Il piccolo ma famosissimo borgo di Marzamemi, è stato oggetto di un elevatissimo ed eccellente progetto di tesi, dal nome Marsà al hamen, luoghi da vivere, che descrive in modo impeccabile ed emozionante la storia, fino ai giorni nostri, di uno dei più splendidi borghi marinari italiani. A cimentarsi, attraverso una dissertazione scritta e un cortometraggio di tutto rispetto, è stato lo studente, ormai dottore, Corrado Guastelluccia, conseguendo, all’Accademia di Belle Arti di Catania, il diploma accademico di primo livello in Decorazione – Product Design.

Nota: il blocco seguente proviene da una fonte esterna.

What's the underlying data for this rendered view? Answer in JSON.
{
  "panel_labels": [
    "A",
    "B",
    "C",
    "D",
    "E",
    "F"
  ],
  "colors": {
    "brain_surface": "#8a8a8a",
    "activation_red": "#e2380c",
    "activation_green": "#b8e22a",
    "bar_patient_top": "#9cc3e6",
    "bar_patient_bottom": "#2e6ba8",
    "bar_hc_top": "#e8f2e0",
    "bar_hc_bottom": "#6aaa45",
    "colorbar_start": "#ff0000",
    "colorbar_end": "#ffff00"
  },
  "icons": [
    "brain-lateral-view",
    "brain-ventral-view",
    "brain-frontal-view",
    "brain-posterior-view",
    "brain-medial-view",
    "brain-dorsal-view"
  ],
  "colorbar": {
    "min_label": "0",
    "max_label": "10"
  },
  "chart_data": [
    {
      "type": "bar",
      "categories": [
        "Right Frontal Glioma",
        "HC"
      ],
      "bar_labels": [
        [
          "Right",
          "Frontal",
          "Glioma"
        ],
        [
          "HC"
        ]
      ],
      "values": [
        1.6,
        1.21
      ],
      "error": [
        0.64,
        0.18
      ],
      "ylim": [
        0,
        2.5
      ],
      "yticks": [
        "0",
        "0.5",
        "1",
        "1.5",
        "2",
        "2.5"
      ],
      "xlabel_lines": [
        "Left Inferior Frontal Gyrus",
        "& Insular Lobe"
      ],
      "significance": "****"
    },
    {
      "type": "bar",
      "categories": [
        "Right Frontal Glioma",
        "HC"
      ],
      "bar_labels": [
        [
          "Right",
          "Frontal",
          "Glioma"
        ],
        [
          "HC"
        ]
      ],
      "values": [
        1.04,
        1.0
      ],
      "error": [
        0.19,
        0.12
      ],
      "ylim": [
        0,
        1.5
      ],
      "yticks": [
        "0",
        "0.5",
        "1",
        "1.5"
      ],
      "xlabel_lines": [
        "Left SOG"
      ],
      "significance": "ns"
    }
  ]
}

Partendo dalla storia dell’antico borgo marinaro Corrado Guastelluccia sottolinea il percorso di cambiamento che il posto ha fatto nell’evolversi del suo tempo, fino a descrivere gli atteggiamenti da assumere oggi “affinché questo piccolo sogno siciliano – scrive Guastelluccia – resista, impari, insegni e cambi quel che c’è da cambiare”. Insomma, un lavoro di tutto rispetto egregiamente realizzato da uno studente che conosce e vive il posto ma che conosce e possiede anche l’arte di rappresentarlo attraverso un cortometraggio che riesce a far rivivere la sua storia fino ai giorni nostri, fatta di persone semplici ma capaci di valorizzare le potenzialità del proprio territorio. “Sono i luoghi che rivivono – si legge ancora – grazie a chi, ancora con un piede nel passato, punta lo sguardo dritto e aperto al futuro”.

Un importante lavoro che diventa quindi anche un’opportunità per gli attuali attori, pubblici e privati, che a Marzamemi hanno fatto crescere il turismo a livelli di tutto rispetto ma che hanno bisogno continuamente di spunti di riflessione riscontrabili anche nel progetto di tesi di Corrado Guastelluccia.